Integrate a Check Point R80.x On-Premises Device

Configure a Check Point R80.x integrated security management on-premises device to use the Check Point firewall to act on IOCs pulled from Threat Command. The following Check Point versions and IOCs are supported:

VersionSupported IOCs
R80.20, with hotfix_sk132193 installedIP address, Domain, URL, and MD5 file hash
R80.30IP address, Domain, URL, and MD5 file hash
R80.40IP address, Domain, URL, and file hash (MD5, SHA1, and SHA256)


  • Check Point device configuration is per gateway. You must configure each gateway separately, either using SSH or the console.
  • The device is limited to 20,000 IOCs.
  • Check Point does not support email address IOCs.
  • Due to a Check Point R80.40 issue, only MD5 file-hashes are sent to the gateway.

Add a Check Point on-premises device to Threat Command

You can add a Check Point on-premises device to Threat Command.


  • You have administrative access to Threat Command with a subscription to the Automation and TIP modules.
  • The Anti-Bot and Anti-Virus blades are installed on each Check Point gateway to be configured.

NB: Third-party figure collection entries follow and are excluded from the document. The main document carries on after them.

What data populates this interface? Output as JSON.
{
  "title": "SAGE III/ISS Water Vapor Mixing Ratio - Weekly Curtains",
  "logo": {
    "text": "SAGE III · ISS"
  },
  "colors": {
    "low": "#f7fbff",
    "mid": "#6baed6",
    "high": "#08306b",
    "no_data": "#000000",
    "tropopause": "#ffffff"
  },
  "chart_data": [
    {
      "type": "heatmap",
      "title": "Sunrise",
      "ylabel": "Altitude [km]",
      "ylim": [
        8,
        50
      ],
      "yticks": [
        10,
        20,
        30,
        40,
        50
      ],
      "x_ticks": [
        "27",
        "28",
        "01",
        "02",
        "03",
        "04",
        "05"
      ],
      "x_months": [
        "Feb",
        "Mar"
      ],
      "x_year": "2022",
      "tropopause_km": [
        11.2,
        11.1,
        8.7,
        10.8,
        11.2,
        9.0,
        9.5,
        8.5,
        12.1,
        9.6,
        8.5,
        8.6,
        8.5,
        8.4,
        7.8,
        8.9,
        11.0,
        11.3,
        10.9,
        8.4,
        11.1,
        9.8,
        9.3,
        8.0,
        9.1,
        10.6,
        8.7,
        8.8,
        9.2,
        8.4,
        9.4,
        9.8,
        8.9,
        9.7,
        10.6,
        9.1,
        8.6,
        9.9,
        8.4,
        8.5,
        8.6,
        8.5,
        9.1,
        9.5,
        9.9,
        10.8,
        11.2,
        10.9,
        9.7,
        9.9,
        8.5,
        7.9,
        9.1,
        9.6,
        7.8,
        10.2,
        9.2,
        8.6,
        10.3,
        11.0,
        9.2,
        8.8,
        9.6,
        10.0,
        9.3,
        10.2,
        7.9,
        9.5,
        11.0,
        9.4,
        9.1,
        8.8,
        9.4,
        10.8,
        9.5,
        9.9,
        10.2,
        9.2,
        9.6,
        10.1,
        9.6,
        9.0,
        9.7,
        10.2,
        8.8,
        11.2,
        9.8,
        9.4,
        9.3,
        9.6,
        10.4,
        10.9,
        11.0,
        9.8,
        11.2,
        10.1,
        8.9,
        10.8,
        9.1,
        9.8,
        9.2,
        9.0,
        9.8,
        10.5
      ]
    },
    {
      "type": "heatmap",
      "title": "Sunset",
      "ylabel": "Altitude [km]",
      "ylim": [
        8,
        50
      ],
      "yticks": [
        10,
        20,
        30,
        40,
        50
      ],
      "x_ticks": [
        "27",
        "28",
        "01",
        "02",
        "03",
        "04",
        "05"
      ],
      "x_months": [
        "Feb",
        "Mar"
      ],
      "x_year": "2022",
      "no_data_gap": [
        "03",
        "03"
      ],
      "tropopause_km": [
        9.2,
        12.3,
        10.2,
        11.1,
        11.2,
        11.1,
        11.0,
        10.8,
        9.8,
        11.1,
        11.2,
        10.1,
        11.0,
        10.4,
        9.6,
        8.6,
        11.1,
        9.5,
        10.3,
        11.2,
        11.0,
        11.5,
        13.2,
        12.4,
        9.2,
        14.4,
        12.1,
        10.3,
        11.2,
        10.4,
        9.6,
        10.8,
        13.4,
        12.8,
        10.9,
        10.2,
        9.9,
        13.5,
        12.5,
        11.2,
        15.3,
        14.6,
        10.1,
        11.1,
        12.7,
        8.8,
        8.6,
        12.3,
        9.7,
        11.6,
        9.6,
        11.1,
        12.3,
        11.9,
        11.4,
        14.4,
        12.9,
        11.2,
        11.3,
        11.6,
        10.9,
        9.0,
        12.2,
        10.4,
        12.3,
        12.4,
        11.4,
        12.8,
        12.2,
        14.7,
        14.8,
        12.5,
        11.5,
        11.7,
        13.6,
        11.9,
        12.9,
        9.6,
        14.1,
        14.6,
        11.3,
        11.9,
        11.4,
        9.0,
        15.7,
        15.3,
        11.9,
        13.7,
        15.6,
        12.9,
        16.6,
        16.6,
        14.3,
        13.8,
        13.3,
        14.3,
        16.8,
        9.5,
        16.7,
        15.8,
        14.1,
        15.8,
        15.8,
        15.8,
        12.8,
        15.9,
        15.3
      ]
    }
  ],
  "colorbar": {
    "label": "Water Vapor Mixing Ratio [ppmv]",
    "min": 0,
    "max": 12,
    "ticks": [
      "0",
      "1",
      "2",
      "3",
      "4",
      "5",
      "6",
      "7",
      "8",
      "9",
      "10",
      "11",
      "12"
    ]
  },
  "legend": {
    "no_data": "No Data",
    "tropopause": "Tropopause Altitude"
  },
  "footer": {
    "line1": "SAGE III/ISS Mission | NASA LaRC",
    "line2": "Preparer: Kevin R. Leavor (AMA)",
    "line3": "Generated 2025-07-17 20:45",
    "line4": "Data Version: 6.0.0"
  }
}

To add an on-premises device to Threat Command:

  1. Log in to Threat Command at
  2. From the main menu, select Automation > Integrations.
    temporary placeholder
  3. From the Integrations  page, click On-Premises.
  4. Click Add new device.
    temporary placeholder
  5. In the Add New On-Premises Device  dialog, type a user-defined name for the device.  
    The name can contain letters, spaces, numbers, and underscores.
  6. Select the Device type.
  7. (Optional) You can change the IOCs limit.
  8. Select the version of your Check Point Gateway: R80.40, R80.30, or R80.20.
  9. (Optional) Map the blade configuration for the gateway:
    The default mappings are per Check Point recommendation. For more information, consult with Check Point documentation.
    1. Click Blade Configuration IOC - Mapping.
      The configuration section is displayed.
    2. Select a blade mapping for each of the supported IOC types.
  10. Click Add.
  11. To verify that the new device is added, refresh the Automation > Integrations  page.

The new device is added to the integrations device list.

Configure a Check Point device to pull IOCs from Threat Command

The default behavior for pulled IOCs is “Prevention.” Instead of simply detecting, the configured gateway will block IOCs in the device.

When IOCs are pulled, all IOCs present are pulled.


To configure a Check Point device:

  1. Get the Threat Command Check Point Feed URL:
    1. From the Threat CommandAutomation > Integrations  page, click the On-Premises  tab,
    2. Select the Check Point device.
    3. From the top of the page, click Device Details.
      temporary placeholder
    4. Copy the Feed URL that is displayed.
  2. Log in to a Check Point gateway with SSH (or the console).
  3. Start expert mode.
  4. (Optional). Set the fetch interval for all configured feed servers. Note: This setting applies to all feed servers.
    Type: ioc_feeds set_interval 3600
  5. (Optional) Confirm that the setting was applied:
    Type: ioc_feeds show_interval
  6. Configure the feed server from which IOCs will be pulled:
    Type: ioc_feeds add --feed_name <feed_name> --transport http --resource "<device_url>" --format [type:#2,value:#1,severity:#3,product:#4,comment:#5,name:#1] --user_name <account ID> --delimiter ","Where :
    • * feed_name is a user-defined name for the Check Point feed.
    • * device_url is the Feed URL from the Threat Command Device Details screen.
    • * format**** is according to the following: There are five fields, delimited by ",". The format should map what (type, value, severity, etc.) should be taken from each field.
    • * user_name is the Threat Command account ID
    • * delimiter is “,”
  7. (Optional) Confirm that the feed was configured:
    • Type: ioc_feeds show The feed is configured.

Check Point Troubleshooting

In R80.40, you can determine when the last IOCS were pulled and also force an IOC pull from Threat Command (before the scheduled time).

To determine when the last IOCS were pulled:

  • Run: cat /opt/CPsuite-R80.40/fw1/log/ioc_feeder.elg

To force an IOC pull:

  • Run: ioc_feeder -d -f - The IOCs are displayed.